Yasuhisa Munakata, a postdoctoral fellow in the College of Biological Sciences, has received a grant to study how egg cells in the ovary change over time. “Our goal is to understand female reproductive aging, and why fertility rapidly declines starting in the mid-30s,” says Satoshi Namekawa, a professor of Microbiology and Molecular Genetics, in whose lab Munakata works.

The grant from the Global Consortium for Reproductive Longevity and Equity (GCRLE) was announced in June. It will provide $200,000 in funding, spread over two years. With it, Munakata will examine a little-known aspect of reproductive biology: the way an egg cell stops growing and enters a holding pattern, right around the time a female is born. At this point, the cell’s DNA is packaged with a matrix of specialized proteins – leaving it primed for the crucial moment, decades later, when the egg is fertilized and begins growing into an embryo.

“We don’t know how these cells are maintained for decades,” says Namekawa. “We want to know the secret of this mechanism.” He and Munakata believe that gradual changes in the way the DNA is stored could lead to a loss of fertility as women age. If so, their research could pave the way for improved treatment and diagnosis of fertility problems.

Keeping DNA untangled and organized

By the time a human female is born, her developing ovaries already contain all of the egg cells, or “oocytes,” that she will ovulate over the course of her reproductive life. Each one contains a mass of thread-like DNA — akin to 400 miles of yarn. To keep it from devolving into a tangle, the DNA is wrapped around a series of protein spools, called nucleosomes.

The DNA in a human oocyte encompasses some 15 million nucleosomes — wrapping twice around each one — forming an organized structure called chromatin.

“The organization of chromatin influences which genes can be expressed,” says Namekawa.

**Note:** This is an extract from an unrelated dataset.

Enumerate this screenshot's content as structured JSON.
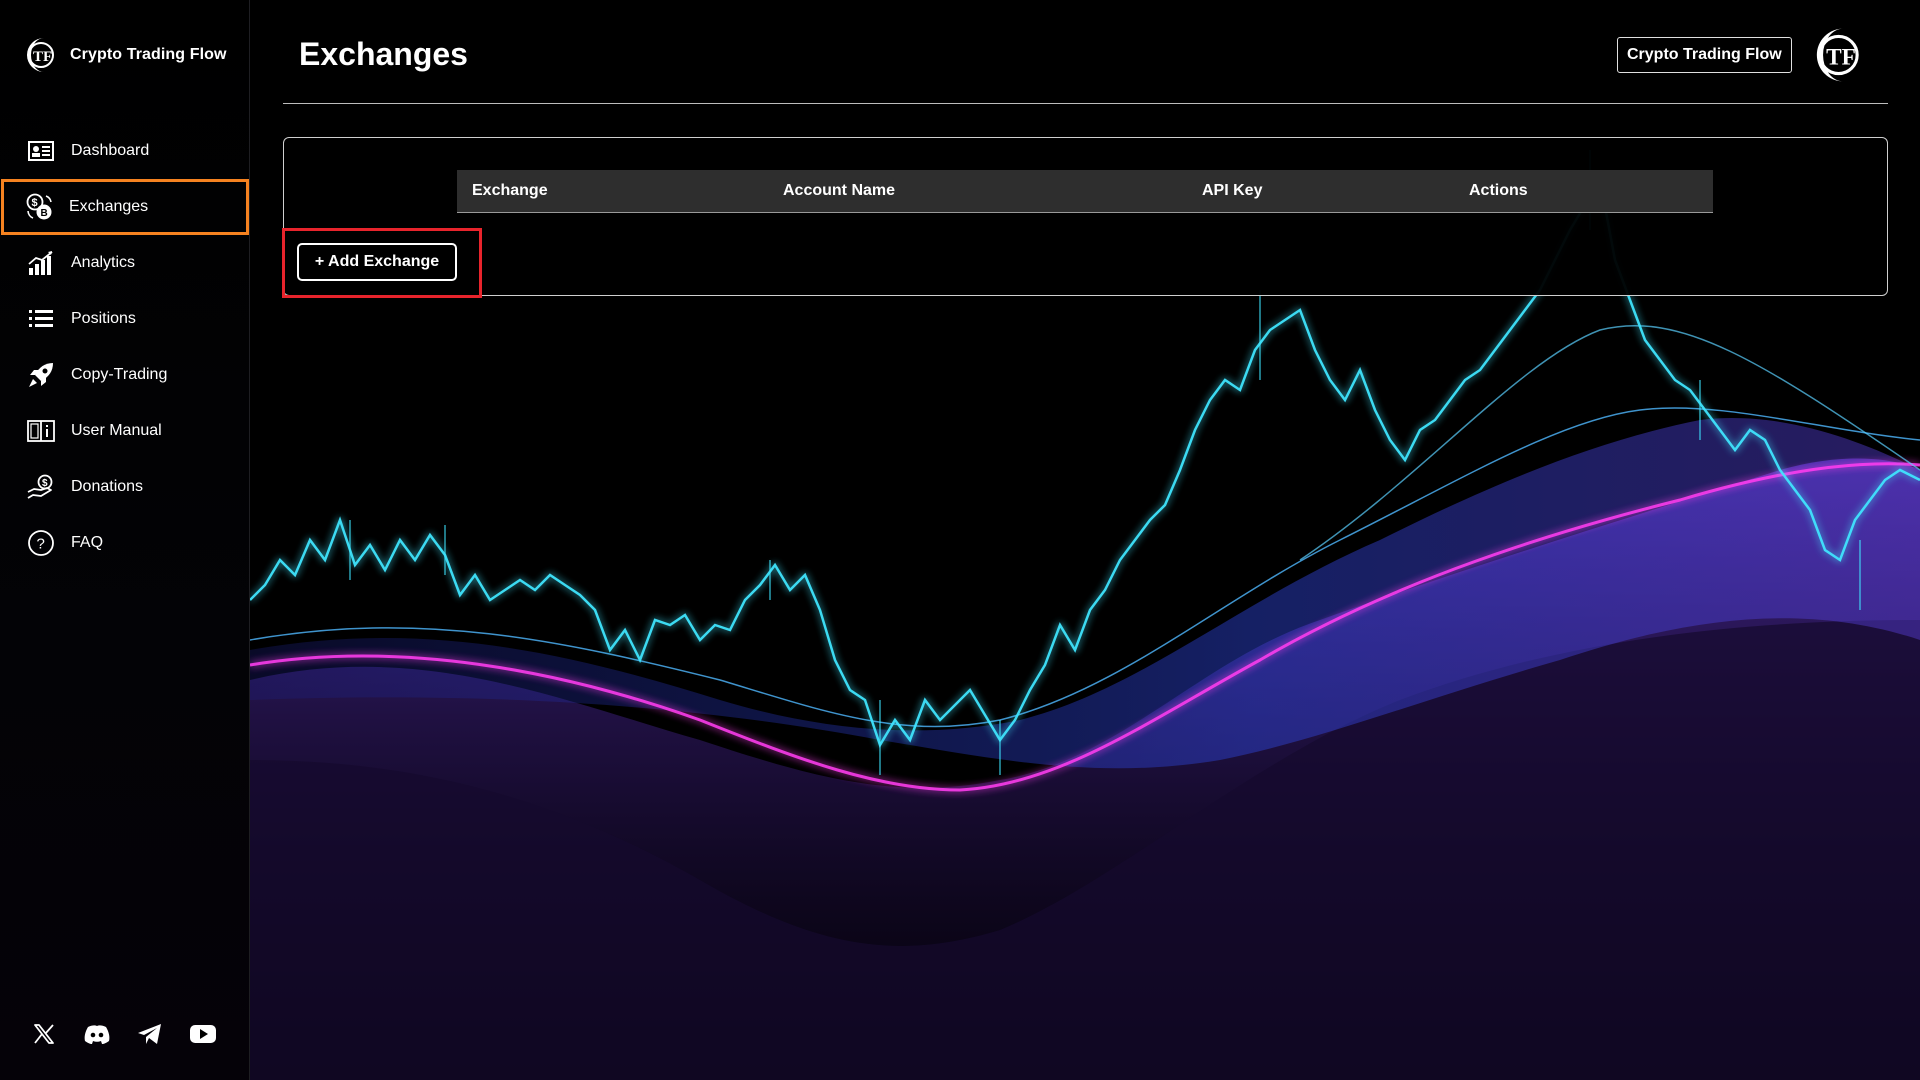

That’s because the specific locations of the spools, and the spacing between them, determines which stretches of DNA can be accessed by molecules called transcription factors, which latch onto genes and turn them on. Large protein machines, called chromatin remodelers, can shift the positions of spools up and down the DNA thread, thereby facilitating the expression — or silencing — of thousands of genes.

For an oocyte to be ready for fertilization and growth into an embryo, the right set of genes needs to be turned on. Namekawa suspected that this pre-programming of the oocyte genome happens in several stages — the first one starting around the time a female is born. He believed that chromatin remodeling proteins did much of this work, by shifting spools around.

In 2022, they discovered that a set of proteins called Polycomb repressive complex 1 (PRC1) helps silence hundreds of genes around the time of birth by modifying the structure of spools. This allows the oocytes to pause their growth and enter a holding pattern, which lasts into the mouse’s adulthood. In mice lacking PRC1, the oocytes didn’t pause their growth; instead, they withered and died within a month, leaving the mice permanently infertile.

Genomic choreography

Using the GCRLE grant, Munakata and Namekawa will look more closely at how oocytes are genomically primed and stored for later use. They will investigate the role of a chromatin remodeler in oocyte survival and fertility. This protein may “establish and maintain the chromatin state,” says Namekawa — keeping the spools in place and the oocytes genetically primed as the mouse matures.

Munakata and Namekawa will compare mice with normal and mutated versions of the chromatin remodeler. As the mice grow and mature, they will observe whether the presence or absence of this protein triggers differences in the arrangement of DNA spools in the animals’ oocytes. And they will monitor whether this, in turn, alters the pattern of gene expression over time.

Namekawa believes that in human oocytes, changes in these patterns could disrupt the delicate choreography of genes being turned on and off at the proper times — leaving them unprepared for fertilization or growth into healthy embryos. Changes in chromatin structure as an oocyte ages might also impact the way that chromosomes segregate during cell division. This could help explain why older women are more likely to bear children with chromosomal disorders like Down Syndrome, in which an extra copy of chromosome 21 finds its way into an oocyte — and later, an embryo.

“If we know how this chromatin state is established, and how it relates to oocyte quality, it could eventually lead to therapies for some types of infertility,” says Namekawa.